THE mother of Lyster Abella, a former youth council leader, peered into the coffin and stared at her son’s face that now had a missing nose. She shook her head.
“Morag baboy nila pagpatay (They killed him as if he was a pig),” said Nellie (not her real name).
Her 26-year-old son was among the five men shot dead by unidentified men armed with automatic rifles, in a secluded area in Barangay Malubog, Cebu City last Thursday dawn.
A framed picture of a smiling Abella stands on the casket’s cover next to an olive green hat. The victim, a former Calamba Sangguniang Kabataan councilor, left a six-year-old son.
“Kana si Lyster, buotan kaayo na (Lyster was a very good person),” Nellie said.
Abella’s wake was held in a chapel near the barangay hall.
“Basin pulis kay naa may nagsulti (Maybe it’s the police because some said so),” she said of the people behind her son’s death.
Abella and his female friend were reportedly waiting for someone near his house in Barangay Calamba when a van arrived.
A man came out, grabbed Abella and forced him to get inside the van. Abella’s friend failed to see the abductor’s face as she panicked and ran.
Nellie said she could not believe her son had been involved in the illegal drug trade.
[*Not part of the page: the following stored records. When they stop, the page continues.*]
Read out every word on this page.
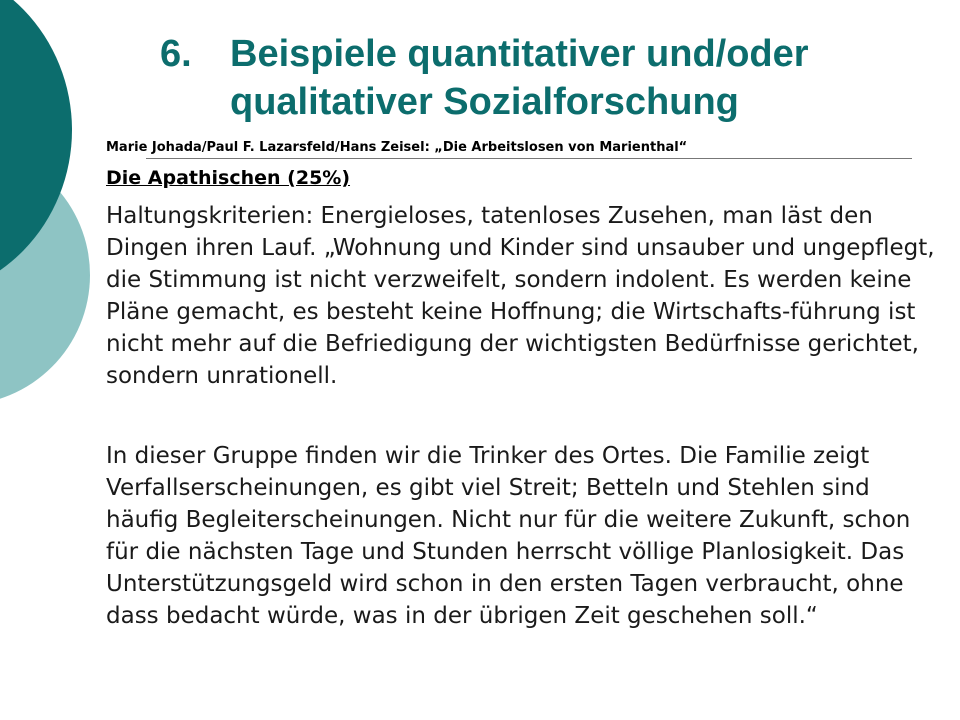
6. Beispiele quantitativer und/oder qualitativer Sozialforschung
Marie Johada/Paul F. Lazarsfeld/Hans Zeisel: „Die Arbeitslosen von Marienthal“
Die Apathischen (25%)

Haltungskriterien: Energieloses, tatenloses Zusehen, man läst den Dingen ihren Lauf. „Wohnung und Kinder sind unsauber und ungepflegt, die Stimmung ist nicht verzweifelt, sondern indolent. Es werden keine Pläne gemacht, es besteht keine Hoffnung; die Wirtschafts-führung ist nicht mehr auf die Befriedigung der wichtigsten Bedürfnisse gerichtet, sondern unrationell.

In dieser Gruppe finden wir die Trinker des Ortes. Die Familie zeigt Verfallserscheinungen, es gibt viel Streit; Betteln und Stehlen sind häufig Begleiterscheinungen. Nicht nur für die weitere Zukunft, schon für die nächsten Tage und Stunden herrscht völlige Planlosigkeit. Das Unterstützungsgeld wird schon in den ersten Tagen verbraucht, ohne dass bedacht würde, was in der übrigen Zeit geschehen soll.“
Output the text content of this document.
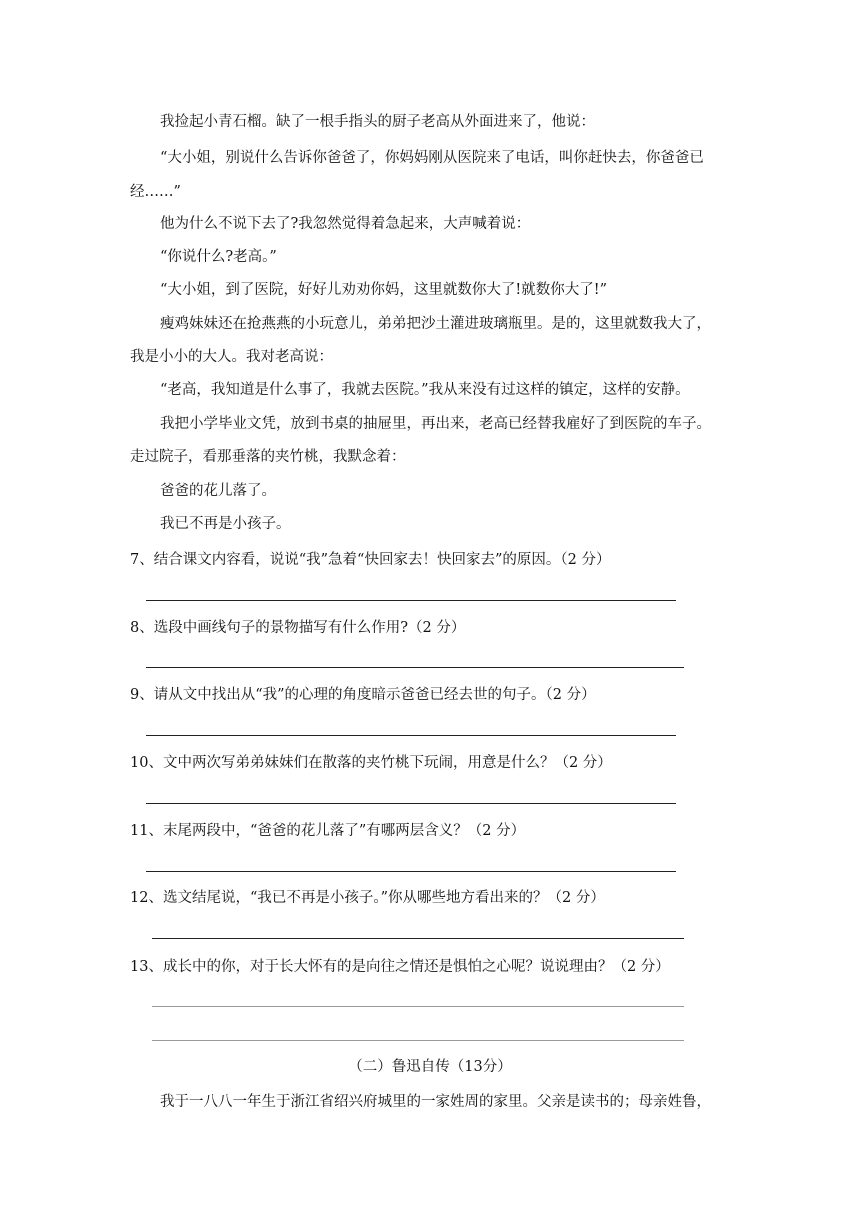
我捡起小青石榴。缺了一根手指头的厨子老高从外面进来了，他说：
“大小姐，别说什么告诉你爸爸了，你妈妈刚从医院来了电话，叫你赶快去，你爸爸已
经……”
他为什么不说下去了?我忽然觉得着急起来，大声喊着说：
“你说什么?老高。”
“大小姐，到了医院，好好儿劝劝你妈，这里就数你大了!就数你大了!”
瘦鸡妹妹还在抢燕燕的小玩意儿，弟弟把沙土灌进玻璃瓶里。是的，这里就数我大了，
我是小小的大人。我对老高说：
“老高，我知道是什么事了，我就去医院。”我从来没有过这样的镇定，这样的安静。
我把小学毕业文凭，放到书桌的抽屉里，再出来，老高已经替我雇好了到医院的车子。
走过院子，看那垂落的夹竹桃，我默念着：
爸爸的花儿落了。
我已不再是小孩子。
7、结合课文内容看，说说“我”急着“快回家去！快回家去”的原因。（2 分）
8、选段中画线句子的景物描写有什么作用?（2 分）
9、请从文中找出从“我”的心理的角度暗示爸爸已经去世的句子。（2 分）
10、文中两次写弟弟妹妹们在散落的夹竹桃下玩闹，用意是什么？（2 分）
11、末尾两段中，“爸爸的花儿落了”有哪两层含义？（2 分）
12、选文结尾说，“我已不再是小孩子。”你从哪些地方看出来的？（2 分）
13、成长中的你，对于长大怀有的是向往之情还是惧怕之心呢？说说理由？（2 分）
（二）鲁迅自传（13分）
我于一八八一年生于浙江省绍兴府城里的一家姓周的家里。父亲是读书的；母亲姓鲁，
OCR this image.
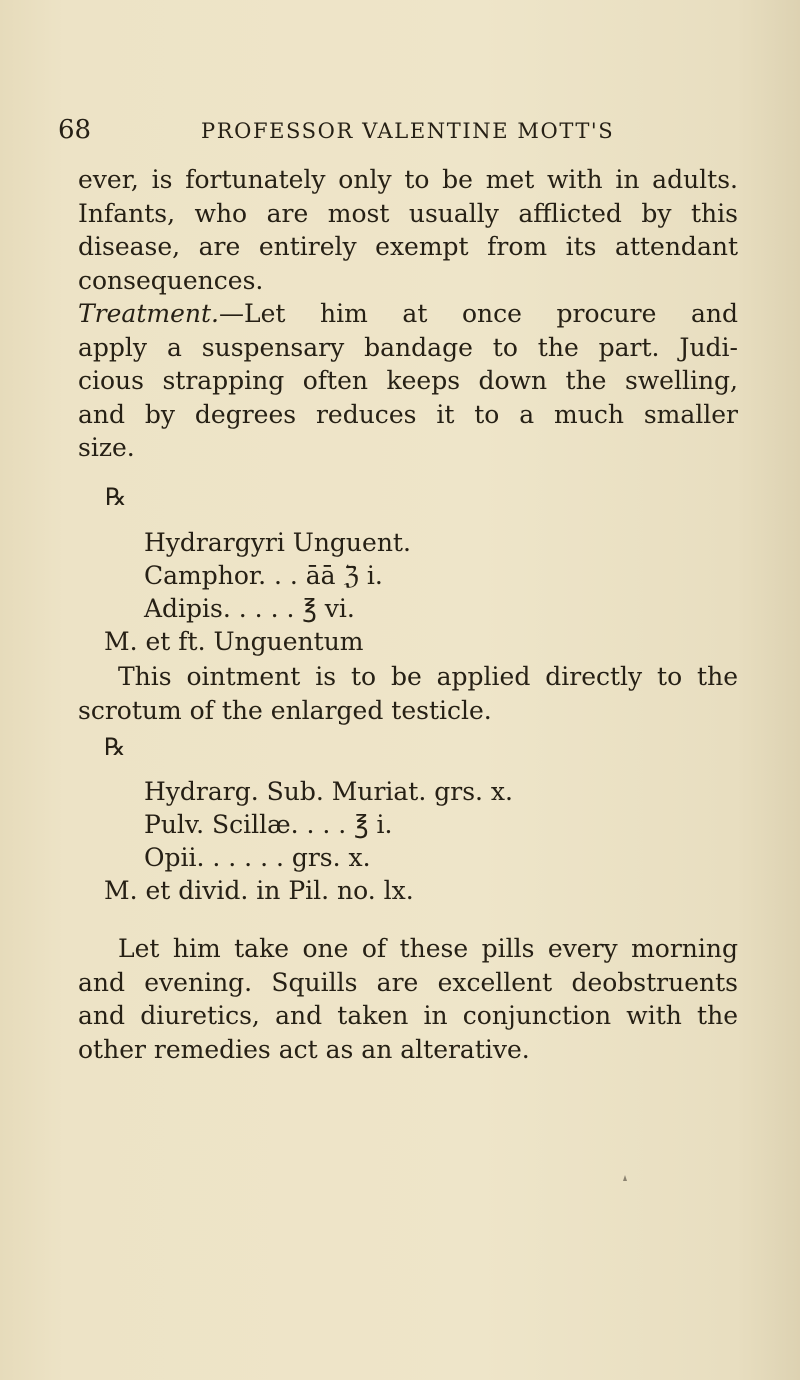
68	PROFESSOR VALENTINE MOTT'S
ever, is fortunately only to be met with in adults.
Infants, who are most usually afflicted by this
disease, are entirely exempt from its attendant
consequences.
Treatment.—Let him at once procure and
apply a suspensary bandage to the part. Judi-
cious strapping often keeps down the swelling,
and by degrees reduces it to a much smaller
size.
℞
Hydrargyri Unguent.
Camphor. . . āā ℨ i.
Adipis. . . . . ℥ vi.
M. et ft. Unguentum
This ointment is to be applied directly to the
scrotum of the enlarged testicle.
℞
Hydrarg. Sub. Muriat. grs. x.
Pulv. Scillæ. . . . ℥ i.
Opii. . . . . . grs. x.
M. et divid. in Pil. no. lx.
Let him take one of these pills every morning
and evening. Squills are excellent deobstruents
and diuretics, and taken in conjunction with the
other remedies act as an alterative.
Disbelief was also written in the face of Richell after seeing the lifeless body of her son, Carl Cabahug, in a funeral parlor last Thursday night.
Richell last saw her son walk out of their house last Tuesday night. She also does not believe Cabahug was a pusher.
Cabahug, a former fast-food joint employee, was forced by Richell to enroll in the Alternative Learning System in Barangay Cogon-Ramos for a brighter future.
Nellie said she is not hoping for justice, believing it would be futile to seek it as she lacks the finances to hire a competent lawyer.
“Wa tay mahimo ana (We can’t do anything about that),” she said.
Nellie, however, said she has started praying for the culprits to be bothered by their conscience.